5. Burnt Offerings (1976)
The film stars Reed as Ben Rolf, who has recently moved into what would seem to be the idyllic home of his wife Marian (Karen Black). Things are fine at first, and then events become progressively stranger within the home. Appliances seem to turn themselves on and off.

Ben is overcome by seemingly random, violent outbursts. Based on the book by Robert Marasco, Burnt Offerings is cut from the same cloth as films like The Sentinel (1977) and The Amityville Horror (1979). It tells the story of a house which seems to have some sort of willpower unto itself, wherein the house, or some unnamed demonic presence which occupies the house, take possession of the home’s occupants.

4. Paranoiac (1963)

Reed stars as Simon Ashby, a materialistic drunkard who, years after the supposed suicide of his older brother, is hell bent on killing his sister so that he will be the sole heir to his family’s fortune. This film is an all-too-frequently overlooked Psycho-derivative proto-slasher film, one that is all the more significant in the annals of that subgenre for its use of the “masked killer” trope. Part of what distinguishes this film’s use of the masked maniac motif is that the film is largely about false and mistaken identities. The mask in this film is not merely creepy or uncanny, but also conceptually congruous with its own theme.

3. The Brood (1979)
The Brood is definitely the best film that David Cronenberg made in the seventies, and arguably the best film he ever made. Oliver Reed stars as Hal Raglan, an experimental psychotherapist who has developed a strange method which he calls “psychoplasmics,” in which patients channel their anger or pain, and manifest it bodily. In some cases it manifests as bruises and abrasions. In the case of patient Nola (Samantha Eggar), the trauma she suffers as a consequence of childhood abuse manifests in the form of deformed children who murder whomever Nola is mad at.

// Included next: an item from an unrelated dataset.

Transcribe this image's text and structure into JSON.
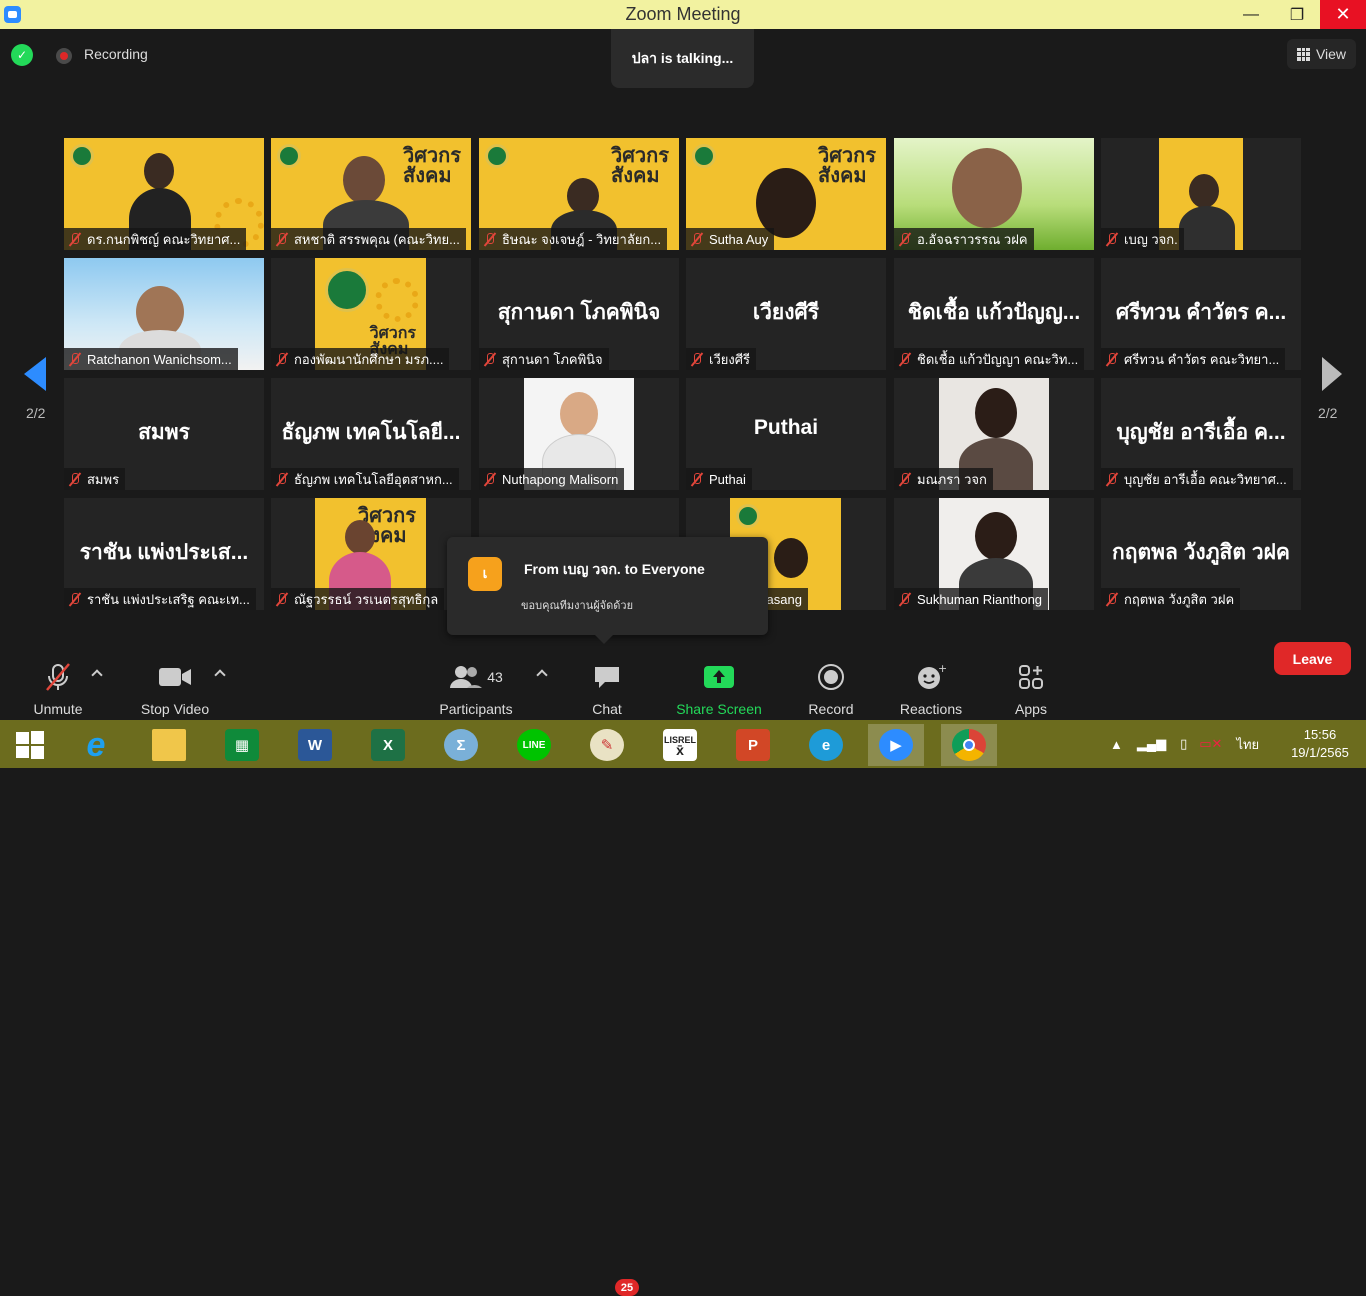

Nola births an entire brood of these children (hence the name of the film). It’s a richly imaginative work of ''Body Count' and features a particularly strong performance from Reed, who is more subdued here than in many other roles, but no less captivating. Although the film was initially met with negative reviews from high-profile critics like Roger Ebert  and Leonard Maltin, the film receives more of the appreciation it deserves now, can occasionally be seen as a direct television special, and is still popular in the midnight movie circuit.

2. The Devils (1971)
Based on Aldous Huxley’s The Devils of Loudun , which was itself a dramatised account of the life ofUrban Grandier, who was a politically powerful and philandering priest, wrongfully accused of heresy and ultimately executed in the French province of Loudon in the 17th Century.

This is one of the most controversial films of all time, reviled for its graphic depictions of violence and also for blasphemous scenes which feature nuns engaging in orgies in a church and a particularly disturbing scene which eroticizes the crucifixion of Jesus Christ. Reed portrays Grandier, and delivers one of the most compelling performances of his career, well complemented by Vanessa Redgrave’s performance as the sexually repressed, deformed nun who reports Grandier to the police.

1. Curse of the Werewolf (1961)
This was Oliver Reed’s first credited role in a feature length film, and it was also Hammer’s first werewolf film. The story takes place in Spain in the 1700’s. Reed plays Leon Corledo, the bastard son of a wrongfully imprisoned jailer’s daughter who was assaulted and impregnated in a dungeon by a strange, feral beggar.

It features some of the most frightening special effects makeup of any werewolf film, and Reed brings a real intensity of the role, given his exuberance as a performer and his intimidating physical stature.